Breakdown of the flags used
  • -r = --recursive
  • -l <depth> = --level=<depth> (maximum recursion depth. 0 or inf mean unlimited recursion)
  • -E = --adjust-extension (add appropriate extensions to files that have been converted to HTML or CSS)
  • -p = --page-requisites (download all the files necessary to display a page (e.g., images, stylesheets)
  • -K = --backup-converted (save a backup of the original file with a .orig extension before conversion)
  • -k = --convert-links (converts links to make them suitable for local viewing)
  • -H = --span-hosts (Span to any host; allow downloading from hosts different than the one in the original URL)
  • -D <domain-list> = --domains=<domain-list> (Limit spanning to specified domains)
  • -np = --no-parent (do not visit links that are not under the same directory as the current one)
  • -U <agent-string> = --user-agent=<agent-string>
Reference
Parsa
  • 565
  • I get: wget: --span-hosts: Invalid boolean domainA,domainB'; useon' or `off'. After changing to on, it does not work. – Matthew Flaschen Feb 14 '14 at 01:26
  • @MatthewFlaschen What I've written here worked for me.
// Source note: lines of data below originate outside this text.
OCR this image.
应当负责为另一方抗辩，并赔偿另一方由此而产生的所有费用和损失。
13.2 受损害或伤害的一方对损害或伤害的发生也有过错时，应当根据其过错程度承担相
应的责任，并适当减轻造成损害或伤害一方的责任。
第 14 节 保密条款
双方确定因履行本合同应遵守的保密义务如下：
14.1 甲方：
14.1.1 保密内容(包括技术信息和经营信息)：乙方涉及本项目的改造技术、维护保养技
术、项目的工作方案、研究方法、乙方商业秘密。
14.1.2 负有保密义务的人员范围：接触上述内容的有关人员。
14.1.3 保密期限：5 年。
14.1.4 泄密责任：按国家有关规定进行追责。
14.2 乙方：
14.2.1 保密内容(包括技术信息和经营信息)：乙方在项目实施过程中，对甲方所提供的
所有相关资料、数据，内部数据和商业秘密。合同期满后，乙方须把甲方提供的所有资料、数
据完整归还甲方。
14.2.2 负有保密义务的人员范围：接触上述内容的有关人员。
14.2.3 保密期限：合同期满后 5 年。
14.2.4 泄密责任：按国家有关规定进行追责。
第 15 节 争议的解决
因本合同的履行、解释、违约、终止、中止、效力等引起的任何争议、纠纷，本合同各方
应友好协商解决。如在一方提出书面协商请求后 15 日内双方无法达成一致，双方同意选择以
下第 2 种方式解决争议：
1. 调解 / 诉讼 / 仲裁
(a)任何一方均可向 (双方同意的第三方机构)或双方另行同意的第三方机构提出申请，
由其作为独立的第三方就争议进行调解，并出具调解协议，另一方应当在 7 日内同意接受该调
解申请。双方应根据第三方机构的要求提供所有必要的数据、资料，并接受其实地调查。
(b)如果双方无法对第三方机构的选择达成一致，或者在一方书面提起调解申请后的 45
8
Could you provide the arguments you've used? – Parsa Feb 26 '14 at 02:04
  • I don't have the exact command I ran before. However, I have the same problem with:

    wget --recursive --level=inf --page-requisites --convert-links --html-extension --span-hosts=example.org,iana.org example.org

    I'm using GNU Wget 1.13.4 on Debian.

    – Matthew Flaschen Feb 28 '14 at 05:42
  • 3
    Try --span-hosts --domains=example.org,iana.org - I think --span-hosts needs to be a boolean, and then you use --domains to specify which hosts to span. – Eric Mill Oct 18 '14 at 20:47
  • Konklone, --span-hosts is a boolean from 1.12 and later, I didn't know that. @MatthewFlaschen, I updated the answer. By the way, that will still work on 1.11 and earlier, if you're using GNU Tools for Windows. – Parsa Oct 19 '14 at 01:11
  • Amazing answer, clear, with short version, everything explained, before and after, maintained. Wow! Thank you – Tomas Votruba Jul 09 '19 at 13:43
1

wget --recursive --level=inf --page-requisites --convert-links --html-extension -rH -DdomainA,domainB domainA

mnml
  • 2,031
  • This partly works. However, for some reason, it doesn't seem to work if the URL (at the end) is a redirect. Also, it downloads links too, not just page requisites. Also, -r and --recursive are the same. – Matthew Flaschen Feb 14 '14 at 01:44
0
wget --page-requisites --convert-links --adjust-extension --span-hosts --domains domainA,domainB domainA

You might need to ignore robots.txt (note, this may be a violation of some terms of service, and you should download the minimum required). See https://www.gnu.org/software/wget/manual/wget.html#Robot-Exclusion .

-1

Consider using HTTrack. It has more options when crawling content on other domains than wget. Using wget with --span-hosts, --domains and --accept where insufficient for my needs but HTTrack did the job. I remember that setting limit of re-directions on other domains helped a lot.